Social networks make good vibes twitter at workplace

By Josh Day



Social networking in the workplace might not be such a bad thing, according to a recently published Baylor academic study.

The academic case-study, published in November, was co-written by two Baylor Professors and one current Washington State University lecturer.

It found that social networks had clear, positive benefits in the workplace.

“We found that social networks blur the boundary between work life and social life and that this boundary blurring creates positive emotions for the employees that use the system,” the study said.

In 2007, a large financial institution, called the pseudonym “SWBank” in the case-study, implemented their own internal social networking site in order to better connect their new hires.

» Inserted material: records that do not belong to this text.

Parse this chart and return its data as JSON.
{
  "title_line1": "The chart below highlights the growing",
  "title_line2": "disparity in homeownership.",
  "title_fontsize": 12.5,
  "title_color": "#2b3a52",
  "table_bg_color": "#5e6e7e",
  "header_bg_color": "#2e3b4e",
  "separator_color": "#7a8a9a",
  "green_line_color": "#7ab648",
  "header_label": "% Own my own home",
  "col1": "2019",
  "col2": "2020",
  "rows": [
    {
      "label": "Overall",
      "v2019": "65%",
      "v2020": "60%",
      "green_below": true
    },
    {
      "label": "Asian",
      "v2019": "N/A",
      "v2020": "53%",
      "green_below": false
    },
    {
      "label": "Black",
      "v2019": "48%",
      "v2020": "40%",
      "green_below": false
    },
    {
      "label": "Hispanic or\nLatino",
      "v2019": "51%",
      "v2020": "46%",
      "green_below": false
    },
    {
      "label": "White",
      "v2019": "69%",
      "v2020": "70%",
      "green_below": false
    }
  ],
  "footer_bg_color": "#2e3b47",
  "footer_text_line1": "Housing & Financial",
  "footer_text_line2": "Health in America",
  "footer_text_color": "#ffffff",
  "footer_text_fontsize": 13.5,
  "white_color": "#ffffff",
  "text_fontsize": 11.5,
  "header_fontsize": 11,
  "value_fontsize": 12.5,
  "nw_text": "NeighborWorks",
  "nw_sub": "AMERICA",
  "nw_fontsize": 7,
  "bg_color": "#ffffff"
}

“The IT employees traveled hundreds of miles away. They wanted them to stay in touch with each other, just like a college student.” study co-author and Baylor professor Dr. Hope Koch said.

The study began in 2008, soon after the company’s classroom presentation to Baylor students.

“They were telling Baylor students about their IT department and the organization and they told that they had an ‘internal Facebook,’” said Dr. Koch.

After the presentation, Ester Gonzales, at the time a Baylor Ph.D. student, suggested to Dr. Koch and Dorothy Leidner, a Baylor professor of information systems that the company’s “internal Facebook” would be a interesting object for academic study.

In 2008 the three began gathering data about employees affected by the internal social network by scheduling interviews, attended meeting and job fairs, and occasionally eating with them.

They found that its workplace’s specialized internal social networking website led to a better sense of commitment and a higher morale among the new employees who used it.

Over time, the social network became a way for the new employees to build a network of relationships, which shifted the job of acclimating the new employees away from the mid-level managers and human resources and towards a close network of colleagues.

“They originally were consumers of the system, reading content and attending events. Over time, they actually became creators of the system and started publishing things to mentor the brand new hires,” Koch said.

One of the more surprising findings of the study was not from the new employees connected to the network, but from the mid-level managers.

Over the course of the study, they had a negative attitude when the new employees received accesses to previously unrealized ways social interaction with higher-ups, such as gaining relationships with senior executives and networking with other employees of the company.

“I’ve never seen anything like it in my years of study,” Leidner said.

“The unexpected part was that you have non-users of the system, mid-level managers, being upset over the user use of the system.”

In Nov. 2012, their data and conclusions were published in the European Journal of Information Systems.

Ester Gonzales is now a Guest Lecturer at Washington State University.

For businesses who will try to use social networking in the future, Leidner had some advice.

“You have to give some freedom and flexibility, instead of trying to impose rules and regulations, which really stifles the very creativity these systems inspire,” Leidner said.